Novel Coordinate Transformations Combined Adaptive Robust Control for Two-Order Nonlinear Systems with Input and State Constraints

Although barrier Lyapunov function (BLF)-based approaches simplify the handling process for state constraints, the feasibility conditions on virtual controllers considerably limit their application in practice. Therefore, to remove the feasibility conditions and achieve better results in industrial applications, in this paper, a novel control design is presented for two-order nonlinear systems subject to input and state constraints. Namely, a piecewise but continuously differentiable state-projection function that possesses two key properties is presented to address the state constraints. Based on this approach, a novel coordinate transformation is proposed to build a constrained adaptive robust controller.
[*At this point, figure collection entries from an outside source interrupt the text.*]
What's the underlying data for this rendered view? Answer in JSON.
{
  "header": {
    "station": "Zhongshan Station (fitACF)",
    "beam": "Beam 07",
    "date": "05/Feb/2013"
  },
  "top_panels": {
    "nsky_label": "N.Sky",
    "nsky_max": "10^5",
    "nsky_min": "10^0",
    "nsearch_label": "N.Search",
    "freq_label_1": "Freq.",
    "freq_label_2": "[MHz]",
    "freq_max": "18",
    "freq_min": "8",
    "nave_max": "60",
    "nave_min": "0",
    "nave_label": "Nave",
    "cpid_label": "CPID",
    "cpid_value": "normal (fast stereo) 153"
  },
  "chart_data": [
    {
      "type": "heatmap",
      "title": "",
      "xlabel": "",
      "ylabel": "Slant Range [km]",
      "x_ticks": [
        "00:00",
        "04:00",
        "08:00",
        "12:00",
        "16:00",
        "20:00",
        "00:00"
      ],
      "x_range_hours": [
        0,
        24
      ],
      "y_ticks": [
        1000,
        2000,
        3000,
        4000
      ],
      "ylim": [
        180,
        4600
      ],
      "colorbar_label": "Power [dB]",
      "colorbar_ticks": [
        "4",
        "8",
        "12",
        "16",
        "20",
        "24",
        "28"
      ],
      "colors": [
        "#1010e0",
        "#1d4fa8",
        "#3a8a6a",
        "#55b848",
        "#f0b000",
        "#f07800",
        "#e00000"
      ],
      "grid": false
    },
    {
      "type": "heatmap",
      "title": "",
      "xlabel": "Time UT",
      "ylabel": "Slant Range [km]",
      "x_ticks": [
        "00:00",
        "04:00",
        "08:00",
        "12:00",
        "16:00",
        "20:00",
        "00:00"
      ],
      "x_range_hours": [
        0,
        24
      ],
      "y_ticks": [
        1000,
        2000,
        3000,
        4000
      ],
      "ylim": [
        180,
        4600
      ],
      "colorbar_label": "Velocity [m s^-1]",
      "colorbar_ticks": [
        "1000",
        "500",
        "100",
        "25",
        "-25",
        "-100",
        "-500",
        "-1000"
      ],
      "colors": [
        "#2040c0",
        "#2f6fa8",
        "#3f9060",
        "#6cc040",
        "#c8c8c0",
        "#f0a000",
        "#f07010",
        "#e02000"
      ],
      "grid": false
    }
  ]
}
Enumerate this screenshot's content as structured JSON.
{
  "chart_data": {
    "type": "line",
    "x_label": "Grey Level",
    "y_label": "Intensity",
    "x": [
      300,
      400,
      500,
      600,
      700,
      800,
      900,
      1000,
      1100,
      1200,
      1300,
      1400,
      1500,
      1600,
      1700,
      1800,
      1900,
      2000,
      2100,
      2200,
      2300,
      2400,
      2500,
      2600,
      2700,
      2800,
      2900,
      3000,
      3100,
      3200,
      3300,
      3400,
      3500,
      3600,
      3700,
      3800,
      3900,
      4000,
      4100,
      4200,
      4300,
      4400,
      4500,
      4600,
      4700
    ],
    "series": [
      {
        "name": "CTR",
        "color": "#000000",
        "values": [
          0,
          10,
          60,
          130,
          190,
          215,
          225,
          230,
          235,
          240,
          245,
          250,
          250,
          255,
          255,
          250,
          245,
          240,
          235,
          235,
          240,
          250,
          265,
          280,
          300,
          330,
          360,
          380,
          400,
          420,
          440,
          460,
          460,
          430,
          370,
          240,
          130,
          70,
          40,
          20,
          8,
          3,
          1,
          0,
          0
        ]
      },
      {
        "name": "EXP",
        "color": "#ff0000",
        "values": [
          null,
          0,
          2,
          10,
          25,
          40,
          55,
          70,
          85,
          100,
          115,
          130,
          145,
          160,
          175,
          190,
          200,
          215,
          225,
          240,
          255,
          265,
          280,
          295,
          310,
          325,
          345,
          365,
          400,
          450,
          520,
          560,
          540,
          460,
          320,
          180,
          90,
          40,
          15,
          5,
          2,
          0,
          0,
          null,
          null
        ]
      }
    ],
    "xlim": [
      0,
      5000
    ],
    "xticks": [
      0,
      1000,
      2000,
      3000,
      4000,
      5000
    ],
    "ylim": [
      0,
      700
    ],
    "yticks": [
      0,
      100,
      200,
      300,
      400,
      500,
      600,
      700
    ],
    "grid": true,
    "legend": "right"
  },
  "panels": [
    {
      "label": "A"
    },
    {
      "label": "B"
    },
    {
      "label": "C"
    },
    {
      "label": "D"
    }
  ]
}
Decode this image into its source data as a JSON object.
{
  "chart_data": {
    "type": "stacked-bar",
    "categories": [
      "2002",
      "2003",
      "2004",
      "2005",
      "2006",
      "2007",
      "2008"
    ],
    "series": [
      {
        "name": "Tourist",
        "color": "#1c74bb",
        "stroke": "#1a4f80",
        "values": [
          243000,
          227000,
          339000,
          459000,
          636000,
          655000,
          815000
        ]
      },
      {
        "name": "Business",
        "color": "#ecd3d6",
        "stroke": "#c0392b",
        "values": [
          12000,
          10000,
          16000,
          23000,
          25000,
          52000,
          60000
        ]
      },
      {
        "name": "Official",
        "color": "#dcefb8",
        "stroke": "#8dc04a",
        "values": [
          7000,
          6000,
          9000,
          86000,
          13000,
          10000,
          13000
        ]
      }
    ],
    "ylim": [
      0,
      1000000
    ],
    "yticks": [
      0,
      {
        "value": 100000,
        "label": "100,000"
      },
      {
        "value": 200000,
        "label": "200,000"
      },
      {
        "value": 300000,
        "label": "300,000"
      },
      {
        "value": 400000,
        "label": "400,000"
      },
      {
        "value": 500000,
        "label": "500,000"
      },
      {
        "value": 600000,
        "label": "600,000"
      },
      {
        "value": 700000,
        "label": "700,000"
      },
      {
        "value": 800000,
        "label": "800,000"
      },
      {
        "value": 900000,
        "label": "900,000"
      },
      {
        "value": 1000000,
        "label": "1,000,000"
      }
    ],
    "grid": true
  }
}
Since the control parameter of the virtual controller varies exponentially with the state-projection function, the feasibility condition can be essentially satisfied. As a result, tedious offline computations for feasibility verification can be avoided, which makes it possible to handle much tighter state constraint boundaries. Moreover, a smooth function and an auxiliary variable are employed to address the input constraint. The satisfaction of constraints and the stability of systems are rigorously proven in theory. Comparative simulations and experiments on a typical two-order linear motor system demonstrate that the proposed method has good adaptability under different state constraints and can achieve better control performance in practical systems.